En esa vieja herida de la identidad fue que Milosevic plantó su bandera del oportunismo nacionalista y se encaramó en el poder. Eran tiempos en que un oscuro dirigente del aparato comunista debía aferrarse a cualquier cosa si no quería terminar abruptamente su carrera política. Sus bravuconadas historicistas se volvieron algo mucho más serio cuando varias repúblicas de la entonces Yugoslavia proclamaron su independencia. La irresponsabilidad de Alemania y Austria, que se apresuraron a reconocer a Croacia y Eslovenia sin asegurar garantías para las poblaciones serbias que allí vivían, desató la primera de las modernas guerras balcánicas. El oportunismo de Milosevic y de los líderes croata y bosniomusulmán hicieron el resto, desangrando al país y desmembrándolo en cuatro años. La historia más reciente es conocida. Llevado al Tribunal Penal Internacional para la ex Yugoslavia, a efectos de ser juzgado por crímenes contra la humanidad y genocidio, su defensa de sí mismo tuvo el efecto de relanzar su arraigo popular. La muerte ocurrida el 11 de marzo en una celda de La Haya, imputable a una genérica negligencia médica, le da la oportunidad a sus seguidores de colocarlo en el santoral de la ortodoxia serbia. Ya comenzaron a aparecer las imágenes en las que un Slobo desafiante presta su rostro a uno de los santos guerreros que adornan las paredes de las iglesias. Como ocurrió antes con Lazar, ahora es el cuerpo de Milosevic el que regresa en busca de homenaje. A cambio lleva consigo, en la rigidez de la muerte, el rejuvenecido mito del martirio serbio. Fue Lazar un mártir (el profeta Elías le anunció su suerte antes de la batalla portando una carta de la Virgen María, y la decisión de Lazar de concurrir a la muerte profetizada fue la que ató el destino de Serbia a la estética cristiana del cordero que se sacrifica por los otros), y ahora es Slobo, cuyo nombre significa “libre y piadoso”, quien cumple con su destino.
Lugares comunes
Este razonamiento no es sólo de los nacionalistas. Hay un pathos serbio que es parte de su identidad nacional, que hace que incluso los opositores a Milosevic miren al Tribunal de La Haya con desconfianza. Para la prensa internacional fue “el carnicero de los Balcanes”. Para los serbios que se opusieron a su régimen, Milosevic fue una desgracia, pero no fue necesariamente un criminal de guerra. Los otros pueblos balcánicos, que sufrieron las guerras de los noventa, hubieran preferido verlo condenado por sus crímenes. Culpable de los cargos de los que se lo acusaban, Milosevic fue uno de los personajes que causaron más muerte y dolor en la ex Yugoslavia. Pero no fue el único, dicen los serbios de cualquier tendencia política. En cierta forma, el rechazo a la simplificación con la que la prensa internacional los vuelve a bombardear desde el 11 de marzo (reciclando los viejos lugares comunes que mostraban a Serbia como único agresor en las guerras de los noventa), contribuye a dar cierto barniz de consenso a la incómoda figura del obediente cuadro de la nomenclatura titista. Cuando esta nota esté impresa, Milosevic estará siendo velado en Belgrado, frente al Parlamento, y luego de dos días se le llevará a su pueblo natal, Pozarevac, donde será enterrado el sábado. El cronograma está pensado para darle a los homenajes el tono simbólico de una pasión cristiana. Sin embargo podemos asegurar, según fuentes confiables, que al tercer día no resucitará.

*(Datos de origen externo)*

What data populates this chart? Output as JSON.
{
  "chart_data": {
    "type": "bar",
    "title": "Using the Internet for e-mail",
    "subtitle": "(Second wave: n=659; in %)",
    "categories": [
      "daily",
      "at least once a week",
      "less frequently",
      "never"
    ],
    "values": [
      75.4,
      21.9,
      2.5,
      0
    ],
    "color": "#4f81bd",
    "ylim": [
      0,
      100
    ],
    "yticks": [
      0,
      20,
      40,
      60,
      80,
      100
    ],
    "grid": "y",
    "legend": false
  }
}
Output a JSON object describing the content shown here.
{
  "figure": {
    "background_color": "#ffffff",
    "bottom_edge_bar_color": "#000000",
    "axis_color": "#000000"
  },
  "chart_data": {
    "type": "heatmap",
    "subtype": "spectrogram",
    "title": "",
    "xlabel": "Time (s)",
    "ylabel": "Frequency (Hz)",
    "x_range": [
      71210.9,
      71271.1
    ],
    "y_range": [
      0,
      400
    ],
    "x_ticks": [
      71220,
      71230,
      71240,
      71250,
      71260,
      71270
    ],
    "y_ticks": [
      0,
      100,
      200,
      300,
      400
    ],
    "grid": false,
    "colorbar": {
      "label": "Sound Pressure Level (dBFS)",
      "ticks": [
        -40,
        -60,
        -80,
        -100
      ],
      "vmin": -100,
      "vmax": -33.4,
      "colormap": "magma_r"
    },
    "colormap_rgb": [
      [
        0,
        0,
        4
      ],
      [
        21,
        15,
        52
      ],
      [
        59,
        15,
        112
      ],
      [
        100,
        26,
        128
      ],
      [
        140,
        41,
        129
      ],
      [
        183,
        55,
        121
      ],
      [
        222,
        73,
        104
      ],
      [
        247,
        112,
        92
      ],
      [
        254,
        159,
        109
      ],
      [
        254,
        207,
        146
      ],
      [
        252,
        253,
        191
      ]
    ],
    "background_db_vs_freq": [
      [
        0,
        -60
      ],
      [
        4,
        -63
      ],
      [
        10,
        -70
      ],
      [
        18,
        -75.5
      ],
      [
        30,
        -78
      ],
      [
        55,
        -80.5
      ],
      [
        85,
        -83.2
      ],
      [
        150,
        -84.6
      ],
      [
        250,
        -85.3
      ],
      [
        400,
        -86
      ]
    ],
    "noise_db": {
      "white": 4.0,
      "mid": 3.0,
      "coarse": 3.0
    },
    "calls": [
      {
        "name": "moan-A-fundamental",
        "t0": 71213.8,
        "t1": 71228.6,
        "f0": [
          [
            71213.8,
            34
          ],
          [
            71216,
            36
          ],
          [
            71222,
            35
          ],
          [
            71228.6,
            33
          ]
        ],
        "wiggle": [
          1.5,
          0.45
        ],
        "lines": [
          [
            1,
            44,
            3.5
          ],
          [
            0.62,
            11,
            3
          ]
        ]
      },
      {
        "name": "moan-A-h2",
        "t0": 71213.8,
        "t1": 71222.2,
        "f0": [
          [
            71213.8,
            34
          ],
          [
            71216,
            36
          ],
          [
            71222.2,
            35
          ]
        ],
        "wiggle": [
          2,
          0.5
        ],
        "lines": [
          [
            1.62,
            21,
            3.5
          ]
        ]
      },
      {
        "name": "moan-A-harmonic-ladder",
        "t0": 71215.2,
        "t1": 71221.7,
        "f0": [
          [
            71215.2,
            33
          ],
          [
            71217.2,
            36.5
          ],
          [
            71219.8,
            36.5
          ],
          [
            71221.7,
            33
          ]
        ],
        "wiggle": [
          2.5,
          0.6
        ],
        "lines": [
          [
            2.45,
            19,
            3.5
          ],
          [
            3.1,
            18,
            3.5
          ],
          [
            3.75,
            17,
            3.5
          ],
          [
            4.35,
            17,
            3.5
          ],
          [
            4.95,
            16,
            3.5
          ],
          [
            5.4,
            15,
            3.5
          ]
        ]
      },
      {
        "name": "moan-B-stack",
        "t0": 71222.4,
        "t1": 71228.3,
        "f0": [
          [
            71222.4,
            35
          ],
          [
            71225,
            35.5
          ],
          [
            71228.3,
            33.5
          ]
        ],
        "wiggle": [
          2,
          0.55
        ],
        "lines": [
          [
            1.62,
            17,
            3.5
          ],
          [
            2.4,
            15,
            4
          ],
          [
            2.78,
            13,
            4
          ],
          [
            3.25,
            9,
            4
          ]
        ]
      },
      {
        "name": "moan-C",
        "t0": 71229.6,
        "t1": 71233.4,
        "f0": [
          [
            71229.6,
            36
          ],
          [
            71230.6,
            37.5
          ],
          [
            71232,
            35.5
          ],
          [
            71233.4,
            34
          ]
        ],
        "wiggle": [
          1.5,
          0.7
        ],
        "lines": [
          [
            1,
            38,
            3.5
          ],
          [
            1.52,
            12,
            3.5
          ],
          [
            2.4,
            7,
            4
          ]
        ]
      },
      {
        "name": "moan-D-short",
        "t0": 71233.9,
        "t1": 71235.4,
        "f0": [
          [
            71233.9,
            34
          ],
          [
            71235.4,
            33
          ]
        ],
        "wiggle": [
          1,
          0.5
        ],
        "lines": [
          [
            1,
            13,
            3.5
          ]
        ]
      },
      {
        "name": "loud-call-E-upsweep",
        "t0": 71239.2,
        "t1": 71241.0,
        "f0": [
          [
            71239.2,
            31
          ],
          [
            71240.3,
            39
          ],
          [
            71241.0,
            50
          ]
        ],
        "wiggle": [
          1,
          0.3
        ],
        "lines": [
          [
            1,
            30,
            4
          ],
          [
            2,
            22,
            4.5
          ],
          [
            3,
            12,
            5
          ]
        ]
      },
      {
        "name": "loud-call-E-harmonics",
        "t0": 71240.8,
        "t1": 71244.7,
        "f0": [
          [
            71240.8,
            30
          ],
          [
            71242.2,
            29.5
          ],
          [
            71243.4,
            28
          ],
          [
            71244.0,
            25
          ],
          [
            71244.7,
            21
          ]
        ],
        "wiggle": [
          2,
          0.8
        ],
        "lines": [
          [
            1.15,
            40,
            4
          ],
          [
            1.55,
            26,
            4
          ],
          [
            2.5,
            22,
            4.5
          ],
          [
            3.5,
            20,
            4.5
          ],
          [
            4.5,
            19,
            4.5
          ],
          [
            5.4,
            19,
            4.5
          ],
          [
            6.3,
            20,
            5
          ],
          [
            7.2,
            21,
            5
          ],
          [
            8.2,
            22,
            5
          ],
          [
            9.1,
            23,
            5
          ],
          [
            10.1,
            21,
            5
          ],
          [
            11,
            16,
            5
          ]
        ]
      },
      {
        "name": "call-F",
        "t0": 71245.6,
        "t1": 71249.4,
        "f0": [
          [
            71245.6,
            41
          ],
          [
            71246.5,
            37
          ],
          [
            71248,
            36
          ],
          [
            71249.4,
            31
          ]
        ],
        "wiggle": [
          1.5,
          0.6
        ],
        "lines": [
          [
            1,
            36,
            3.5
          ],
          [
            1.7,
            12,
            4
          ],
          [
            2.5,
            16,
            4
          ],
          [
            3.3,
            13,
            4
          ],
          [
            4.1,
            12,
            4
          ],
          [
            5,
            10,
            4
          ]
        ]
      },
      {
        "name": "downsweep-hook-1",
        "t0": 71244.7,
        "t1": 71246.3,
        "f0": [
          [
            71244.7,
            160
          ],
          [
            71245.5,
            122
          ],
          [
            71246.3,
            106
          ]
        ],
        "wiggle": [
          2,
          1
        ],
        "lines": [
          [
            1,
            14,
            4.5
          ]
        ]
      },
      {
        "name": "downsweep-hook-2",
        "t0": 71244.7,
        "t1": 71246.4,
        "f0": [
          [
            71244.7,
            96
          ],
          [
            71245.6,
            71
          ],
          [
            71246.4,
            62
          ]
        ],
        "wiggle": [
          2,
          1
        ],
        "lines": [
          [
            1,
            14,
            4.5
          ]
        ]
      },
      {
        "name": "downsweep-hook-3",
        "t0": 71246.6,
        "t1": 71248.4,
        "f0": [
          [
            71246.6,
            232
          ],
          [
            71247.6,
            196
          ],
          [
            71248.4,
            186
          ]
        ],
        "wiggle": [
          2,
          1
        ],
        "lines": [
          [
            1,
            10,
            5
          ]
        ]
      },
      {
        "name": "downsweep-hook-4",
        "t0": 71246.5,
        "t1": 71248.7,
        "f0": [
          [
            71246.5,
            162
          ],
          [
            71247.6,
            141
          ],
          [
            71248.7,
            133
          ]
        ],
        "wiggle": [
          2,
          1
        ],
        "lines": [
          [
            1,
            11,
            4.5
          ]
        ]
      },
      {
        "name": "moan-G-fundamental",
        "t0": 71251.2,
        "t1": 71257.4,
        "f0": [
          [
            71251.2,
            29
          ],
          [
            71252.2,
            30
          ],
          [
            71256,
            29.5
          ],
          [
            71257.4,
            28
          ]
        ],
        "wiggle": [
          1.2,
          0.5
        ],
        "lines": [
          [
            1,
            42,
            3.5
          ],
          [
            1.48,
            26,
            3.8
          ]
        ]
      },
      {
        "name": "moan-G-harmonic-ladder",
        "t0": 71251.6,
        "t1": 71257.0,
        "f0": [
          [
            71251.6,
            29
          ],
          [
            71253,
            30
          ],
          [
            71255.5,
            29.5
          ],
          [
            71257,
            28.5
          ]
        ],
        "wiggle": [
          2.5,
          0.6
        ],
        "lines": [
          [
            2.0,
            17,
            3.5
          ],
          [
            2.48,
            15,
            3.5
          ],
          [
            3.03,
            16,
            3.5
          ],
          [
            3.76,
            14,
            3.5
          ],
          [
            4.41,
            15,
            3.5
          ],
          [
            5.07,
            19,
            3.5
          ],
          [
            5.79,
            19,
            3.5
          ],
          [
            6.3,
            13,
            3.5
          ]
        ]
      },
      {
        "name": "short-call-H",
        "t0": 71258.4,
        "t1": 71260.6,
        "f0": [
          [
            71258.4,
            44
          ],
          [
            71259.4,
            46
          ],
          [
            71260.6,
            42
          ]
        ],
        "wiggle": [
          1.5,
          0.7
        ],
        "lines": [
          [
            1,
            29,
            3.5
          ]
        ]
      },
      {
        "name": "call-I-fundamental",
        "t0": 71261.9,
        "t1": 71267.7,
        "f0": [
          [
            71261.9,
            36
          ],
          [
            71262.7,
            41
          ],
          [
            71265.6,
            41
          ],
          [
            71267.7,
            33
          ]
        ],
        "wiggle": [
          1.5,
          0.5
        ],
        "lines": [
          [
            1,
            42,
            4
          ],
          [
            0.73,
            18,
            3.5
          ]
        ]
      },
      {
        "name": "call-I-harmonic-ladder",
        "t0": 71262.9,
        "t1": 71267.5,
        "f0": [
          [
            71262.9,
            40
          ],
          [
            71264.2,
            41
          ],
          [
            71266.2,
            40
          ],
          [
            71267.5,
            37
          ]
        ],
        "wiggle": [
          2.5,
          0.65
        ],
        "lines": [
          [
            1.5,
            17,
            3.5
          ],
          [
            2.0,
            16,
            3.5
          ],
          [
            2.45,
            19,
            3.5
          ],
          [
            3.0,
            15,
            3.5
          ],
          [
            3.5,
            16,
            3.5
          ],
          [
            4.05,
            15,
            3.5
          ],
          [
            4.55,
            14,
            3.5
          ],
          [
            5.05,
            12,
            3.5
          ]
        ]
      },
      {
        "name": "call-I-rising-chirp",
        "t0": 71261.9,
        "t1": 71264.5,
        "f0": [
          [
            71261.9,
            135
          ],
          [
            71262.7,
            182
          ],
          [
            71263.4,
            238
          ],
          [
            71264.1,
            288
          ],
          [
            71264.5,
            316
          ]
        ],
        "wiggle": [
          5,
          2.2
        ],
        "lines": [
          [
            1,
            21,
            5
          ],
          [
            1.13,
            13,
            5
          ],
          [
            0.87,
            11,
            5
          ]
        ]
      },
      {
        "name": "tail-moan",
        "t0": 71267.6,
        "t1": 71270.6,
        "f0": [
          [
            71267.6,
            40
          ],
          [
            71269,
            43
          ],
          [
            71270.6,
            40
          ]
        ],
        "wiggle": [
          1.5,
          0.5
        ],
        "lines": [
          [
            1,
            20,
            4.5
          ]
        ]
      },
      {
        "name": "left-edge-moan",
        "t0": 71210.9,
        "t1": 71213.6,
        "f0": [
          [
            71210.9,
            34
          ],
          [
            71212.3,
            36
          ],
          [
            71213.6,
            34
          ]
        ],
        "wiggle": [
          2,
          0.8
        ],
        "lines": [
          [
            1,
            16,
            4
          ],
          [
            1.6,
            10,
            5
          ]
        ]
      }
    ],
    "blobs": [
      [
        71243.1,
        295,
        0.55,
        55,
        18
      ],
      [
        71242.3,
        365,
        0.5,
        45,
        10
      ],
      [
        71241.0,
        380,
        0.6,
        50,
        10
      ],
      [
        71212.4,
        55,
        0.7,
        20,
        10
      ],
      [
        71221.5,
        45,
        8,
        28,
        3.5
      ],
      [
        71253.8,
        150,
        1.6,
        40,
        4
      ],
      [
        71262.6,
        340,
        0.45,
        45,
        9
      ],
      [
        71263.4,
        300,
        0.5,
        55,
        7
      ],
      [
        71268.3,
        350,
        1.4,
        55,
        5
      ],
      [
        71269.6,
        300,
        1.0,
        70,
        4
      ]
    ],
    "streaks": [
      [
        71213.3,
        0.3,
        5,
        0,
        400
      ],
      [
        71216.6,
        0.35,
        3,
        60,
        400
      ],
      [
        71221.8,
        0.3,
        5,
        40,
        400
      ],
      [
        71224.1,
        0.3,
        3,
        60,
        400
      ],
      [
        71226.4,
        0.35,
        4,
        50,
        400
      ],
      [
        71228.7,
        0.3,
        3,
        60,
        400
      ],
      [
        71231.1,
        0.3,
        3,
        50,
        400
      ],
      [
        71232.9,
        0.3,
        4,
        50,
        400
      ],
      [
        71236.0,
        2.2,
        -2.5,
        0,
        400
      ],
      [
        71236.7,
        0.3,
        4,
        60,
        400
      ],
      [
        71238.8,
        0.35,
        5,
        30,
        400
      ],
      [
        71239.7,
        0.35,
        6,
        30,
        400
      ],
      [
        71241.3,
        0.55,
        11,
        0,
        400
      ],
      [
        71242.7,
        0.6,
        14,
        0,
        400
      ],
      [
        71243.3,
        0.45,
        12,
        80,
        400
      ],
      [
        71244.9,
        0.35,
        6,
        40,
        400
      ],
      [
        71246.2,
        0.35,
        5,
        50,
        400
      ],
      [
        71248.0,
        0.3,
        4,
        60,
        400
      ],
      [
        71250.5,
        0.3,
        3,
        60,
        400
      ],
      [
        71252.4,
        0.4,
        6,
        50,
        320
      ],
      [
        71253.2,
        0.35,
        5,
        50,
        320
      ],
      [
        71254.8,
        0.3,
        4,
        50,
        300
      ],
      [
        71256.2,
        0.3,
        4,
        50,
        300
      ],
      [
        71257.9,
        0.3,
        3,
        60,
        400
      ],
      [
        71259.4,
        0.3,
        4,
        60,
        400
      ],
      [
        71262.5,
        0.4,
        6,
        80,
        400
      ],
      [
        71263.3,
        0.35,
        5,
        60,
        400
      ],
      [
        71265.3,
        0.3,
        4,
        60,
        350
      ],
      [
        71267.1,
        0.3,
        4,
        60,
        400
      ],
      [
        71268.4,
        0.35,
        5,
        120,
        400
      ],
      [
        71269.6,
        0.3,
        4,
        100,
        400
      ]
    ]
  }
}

(Artículo de Roberto López Belloso publicado en La Diaria el 20 de marzo de 2006)
Por eso la repatriación de los restos de Lazar, organizada por Slobodan Milosevic para conmemorar los seis siglos de la Batalla de Kosovo, pareció más un hecho de la agenda política que una efemérides para historiadores. Durante semanas el ataúd del príncipe hizo una peregrinación, ciudad tras ciudad, para recibir el homenaje postergado. En cada estación las autoridades locales reafirmaban la intencionalidad política del recorrido: Lazar, que al luchar contra los turcos en la batalla de 1389 eligió una muerte honorable y sagrada antes que la efímera victoria terrenal, estaba ahí para decirles que Kosovo era la patria espiritual de los serbios. Que las cosas hubieran cambiado en seis siglos y que ahora el 90 por ciento de los kosovares fueran de origen albanés (musulmanes como aquellos turcos), era un detalle demográfico menor, menos trascendente que el testimonio de los monasterios ortodoxos que salpicaban la geografía de la provincia con su arquitectura bizantina.
“Libre y piadoso”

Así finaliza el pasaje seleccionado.